I have looked everywhere for a WMA converter that actually works and is free. All I want to do is drag and drop my full music collection into a program, click go, and leave it to change every file to WMA at a specific kbps.

I have about 5gb of music, some WMA, some MP3, all encoded differently, I just want to change them all to WMA at about 92kbps and keep the ID3 tags.

I've tried programs that only let me encode 60% of each song, programs which crash when adding more than 100 songs into it, programs that only let you convert one song on each launch, etc, it's doing my head in.

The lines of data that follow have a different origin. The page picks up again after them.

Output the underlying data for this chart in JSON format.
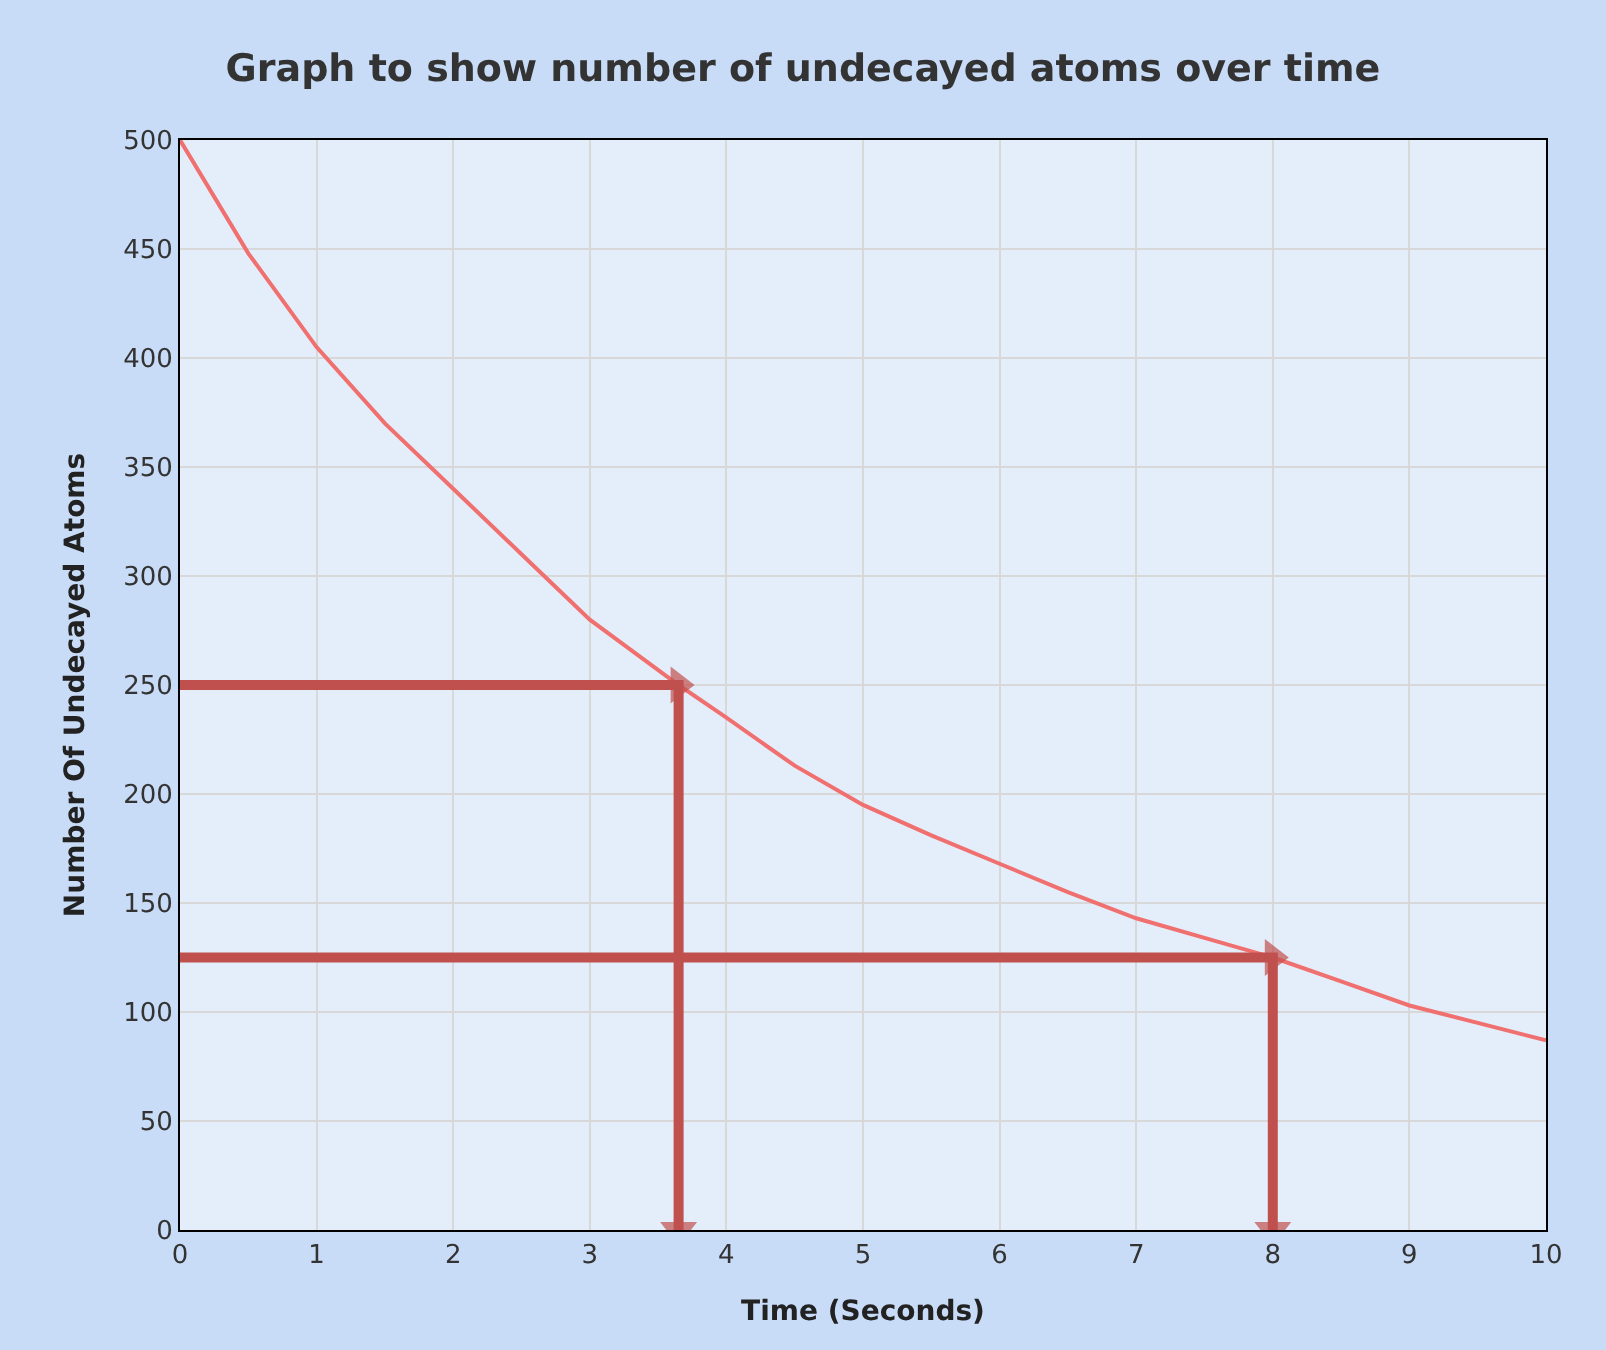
{
  "chart_data": {
    "type": "line",
    "title": "Graph to show number of undecayed atoms over time",
    "xlabel": "Time (Seconds)",
    "ylabel": "Number Of Undecayed Atoms",
    "xlim": [
      0,
      10
    ],
    "xticks": [
      0,
      1,
      2,
      3,
      4,
      5,
      6,
      7,
      8,
      9,
      10
    ],
    "ylim": [
      0,
      500
    ],
    "yticks": [
      0,
      50,
      100,
      150,
      200,
      250,
      300,
      350,
      400,
      450,
      500
    ],
    "grid": true,
    "series": [
      {
        "color": "#f07070",
        "marker": "none",
        "x": [
          0,
          0.5,
          1,
          1.5,
          2,
          2.5,
          3,
          3.65,
          4,
          4.5,
          5,
          5.5,
          6,
          6.5,
          7,
          7.5,
          8,
          8.5,
          9,
          9.5,
          10
        ],
        "values": [
          500,
          448,
          405,
          370,
          340,
          310,
          280,
          250,
          235,
          213,
          195,
          181,
          168,
          155,
          143,
          134,
          125,
          114,
          103,
          95,
          87
        ]
      },
      {
        "color": "#c0504d",
        "marker": "triangle",
        "x": [
          0,
          3.65,
          3.65
        ],
        "values": [
          250,
          250,
          0
        ]
      },
      {
        "color": "#c0504d",
        "marker": "triangle",
        "x": [
          0,
          8,
          8
        ],
        "values": [
          125,
          125,
          0
        ]
      }
    ]
  }
}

Please, if someone knows of a program that would fit my needs, tell me!

Thanks in advance.

Posted: Fri Jan 06, 2006 8:34 am
by Jenk
WMP has the ability to save in MP3 format..

Posted: Fri Jan 06, 2006 8:59 am
by jayshields
So you think I should just convert all my files to smaller MP3's using Windows Media Player?

Can you do them in bulk? How?

Posted: Fri Jan 06, 2006 9:15 am
by Jenk
I'd choose MP3 over WMA, from my experiences (of only playback) WMA is bulkier than MP3 to achieve the same quality.

Have you tried Audacity? (Opensource sound editor but it may be able to do what you ask)

Posted: Fri Jan 06, 2006 9:36 am
by jayshields
Someone recommended me Blaze Media Pro, although you only get a 15 day trial, it seems to be working OK.

I've already started converting to 96kbps WMA now, so if you're right about the file sizes, you're too late :(

Thanks anyway.

Posted: Fri Jan 06, 2006 9:37 am
by Jenk
I could well be wrong. I'm biased as well due to WMA being nothing more than another MS monopolisation attempt in my opinion.

Posted: Fri Jan 06, 2006 12:40 pm
by jayshields
Yeah, I don't agree with Microsoft only file formats either, but I've never had a problem with WMA before, so I don't see any reason to completely ditch it. Besides, before your comment I thought WMA's were generally a smaller file than MP3's, but that was just what I presumed.

Posted: Fri Jan 06, 2006 1:27 pm
by timvw
ogg is the way to go...

Posted: Fri Jan 06, 2006 2:17 pm
by jayshields
Sadly my MP3 player doesn't support OGG, or I'd look into it. Only MP3, WMA and WAV.

Which MP3 players actually support OGG?